# ITcomputershop.de



## club-anka (7 März 2009)

Hallo Leute 

Habe am 16.02.09 5 Navis bei ITcomputershop bestellt :wall: und das Geld gleich Überwiesen. 2 Wochen Lieferzeit war beschrieben.  19 Tagen sind es schon her, Gestern und Heute Mails losgeschickt leider ohne Antwort. Nun suchte ich nach ITComputer im Netz und erfuhr nur schlechtes. 40 Tage Lieferfrist im AGB , Stornogebühren 10% und keiner hat Ware bekommen. Nun weis ich nicht ob ich die 40 Tage abwarten soll oder gleich zur Polizei laufen. Wer hat was ähnliches mit ITcomputer gerade laufen. Ich denke dabei geht es garnicht um Ware zuliefern sondern mit 40 Tagen Lieferfrist ( Geld Anlegen und Tageszinsen kassieren und mit Stornogebühren Kohle machen.

gruss an alle Leser

club-anka


----------



## Cerkez (7 März 2009)

*AW: ITcomputershop.de*

Hallo club-anka,

ich habe Ende November 5x TomTom Navis bestellt gehabt. Nach drei Wochen habe ich angefragt was denn nun wäre und das ich einen zugesicherten Liefertermin haben möchte, leider kam nichts als ich dann mit der Polizei und einer Anzeige drohte, hatte ich plötzlich eine Email im Posteingang (welch wunder), man würde mir schnellstmöglich bescheid geben sobald man etwas näheres wüsste. Nach weiteren 10 Tagen ist mir der Kragen geplatzt und hab ihm nochmals eine Frist gesetzt diesmal wollte ich nur noch mein Geld  zurück haben. [.......]
[......]

Jeder der das ließt und trotzdem auf ein Schnäppchen hofft dem ist nicht mehr zu helfen.


gruß der Cerkez


PS: nach etlichen Emails und nachdem ich alle unterlagen ausgedruckt hatte für die Polizei habe ich mein Geld Ende Januar wieder bekommen.


----------



## club-anka (7 März 2009)

*AW: ITcomputershop.de*

Hallo Cerkez,

Wir sind nicht die ersten und bestimmt werden wir nicht die letzten sein. Seine Homepage ist bei Google überall ganz vorne dran. Auf jeden fall hat er mit deiner Kohle ca 3 Monaten Kohle gemaht. Ich finde es schade das du ihn nicht Angezeigt hast.
Ich habe ihn auch ein Mail geschrieben. Ich warte bis die 40 Tage was ihm zusteht vorbei sind und dann werde ich die sahe der Polizei übergeben nur so wird er gezwungen aufzuhören.

MfG club-anka


----------



## Cerkez (8 März 2009)

*AW: ITcomputershop.de*

Im Grunde hast du Recht das hätte ich in der Tat tun müssen. Wenn du die Anzeige machen solltest, kann ich gerne als (Zusatz)Zeuge fungieren. 
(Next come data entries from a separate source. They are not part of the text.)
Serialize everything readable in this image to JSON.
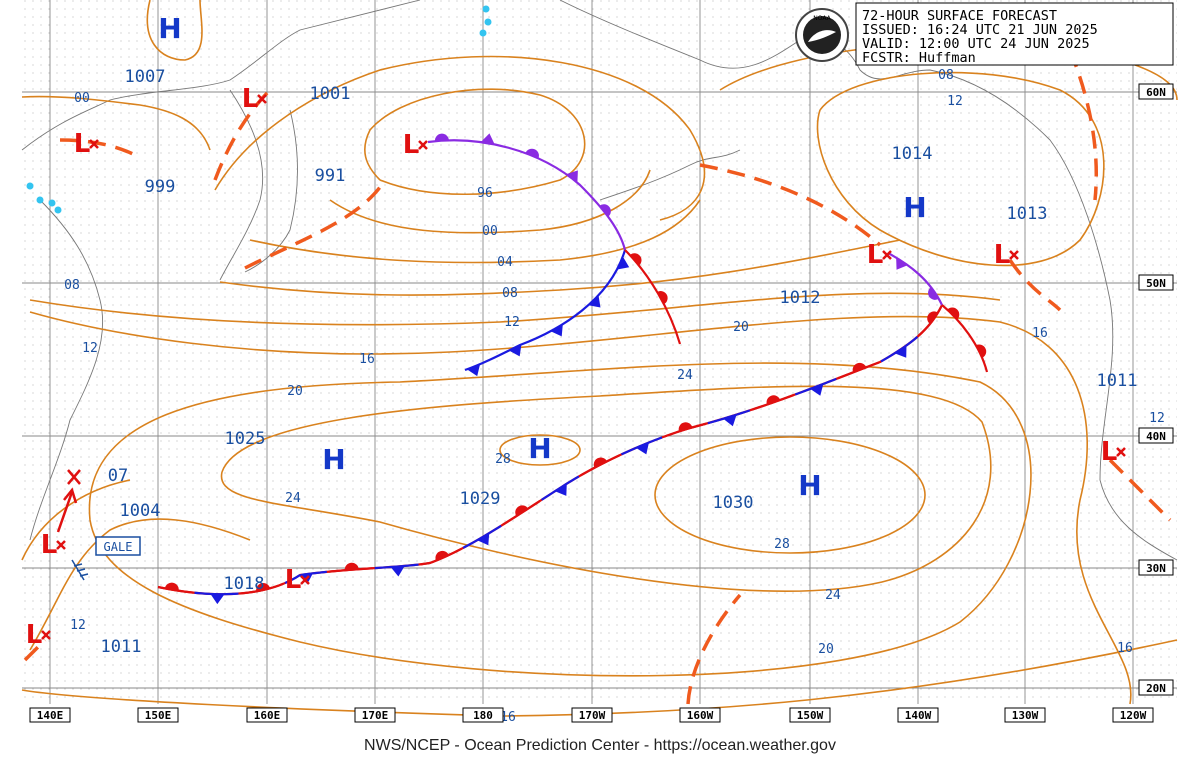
{
  "header": {
    "lines": [
      "72-HOUR SURFACE FORECAST",
      "ISSUED: 16:24 UTC 21 JUN 2025",
      "VALID:  12:00 UTC 24 JUN 2025",
      "FCSTR:  Huffman"
    ],
    "logo": "NOAA"
  },
  "footer": "NWS/NCEP - Ocean Prediction Center - https://ocean.weather.gov",
  "longitudes": [
    "140E",
    "150E",
    "160E",
    "170E",
    "180",
    "170W",
    "160W",
    "150W",
    "140W",
    "130W",
    "120W"
  ],
  "latitudes": [
    "60N",
    "50N",
    "40N",
    "30N",
    "20N"
  ],
  "highs": [
    "H",
    "H",
    "H",
    "H",
    "H"
  ],
  "lows": [
    "L",
    "L",
    "L",
    "L",
    "L",
    "L",
    "L",
    "L",
    "L"
  ],
  "pressures": [
    "1007",
    "1001",
    "999",
    "991",
    "1014",
    "1013",
    "1012",
    "1011",
    "1025",
    "1029",
    "1030",
    "1004",
    "1018",
    "1011",
    "07"
  ],
  "isobar_labels": [
    "00",
    "08",
    "12",
    "96",
    "00",
    "04",
    "08",
    "12",
    "16",
    "20",
    "24",
    "20",
    "16",
    "08",
    "12",
    "28",
    "24",
    "28",
    "24",
    "20",
    "16",
    "12",
    "12",
    "16"
  ],
  "warning": "GALE"
}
Ich hoffe, das noch viele andere Betroffene gegen den itcomputershop bzw. [...] eine Anzeige machen werden.  

Manchmal sieht man den Wald ja vor Bäumen nicht und in diesem Fall hätten diese Angebote Alarmstufe ROT ausrufen müssen. Warum sonst sollte der [...] überteuerte Angebote über Nachnahme laufen lassen (übrigens die Nachnahme Artikel gehören ihm) und die suuuper günstigen Angebote (Fremdfirmen) per Überweisung. Hätte mir gleich komisch vorkommen müssen.

Ich wünsche dir viel Erfolg

gruß der Cerkez

_[Namen entfernt. (bh)]_


----------



## Heiko (8 März 2009)

*AW: ITcomputershop.de*

Wenn Ihr Euch anmeldet, könnt Ihr Eure persönlichen Daten per PN austauschen. Das macht es Euch einfacher, Eure Vorstellungen zu verwirklichen. Anmelden kostet nichts.


----------



## Reducal (8 März 2009)

*AW: ITcomputershop.de*



club-anka schrieb:


> ....dann werde ich die sahe der Polizei übergeben nur so wird er gezwungen aufzuhören.


Das ist ein Irrtum! Es ist nicht die Aufgabe der Strafverfolgungsbehörden solche zivilen Angelegenheiten zu klären. Polizei und StA werden allenfalls versuchen einen Tatverdacht hinsichtlich einer strafbaren Handlung zu beweisen und einen vermeintlichen Täter seiner verdienten Strafe zu zu führen.
Freilich, gelegentlich kann es von Vorteil sein mal eine Strafanzeige zu erstatten, da sich manche seriösen Geschäftsleute erst mit dem Lauf der Ermittlungen einsichtig zeigen.


----------



## club-anka (8 März 2009)

*AW: ITcomputershop.de*

Hallo Reducal

Du hast recht wegen der Strafanzeige.
Nun ist die frage vor der  40 Tage Lieferfrist oder jetzt nach 20 Tagen. An der Ware stand aber 14 Tage lieferfrist.
Was würdet ihr meinen. Oder gleich Anwalt einschalten.??

gruss an alle


----------



## Reducal (9 März 2009)

*AW: ITcomputershop.de*



club-anka schrieb:


> Nun ist die frage ....


Bei Betrachtung der Seite stellen sich ganz andere Fragen. Wenn ich die AGB so lese, dann werde ich den Verdacht nicht los, dass die Plattform itcompoutershop.de gar nicht der Händler/Lieferant ist, sondern ein Dritter (und das steht in den AGB):





> 2.2 itcomputershop.de führt auf dieser Plattform potentielle Verkäufer und Käufer und Dienstleistungen aller Art mittels Angebot und Warengesuch zusammen.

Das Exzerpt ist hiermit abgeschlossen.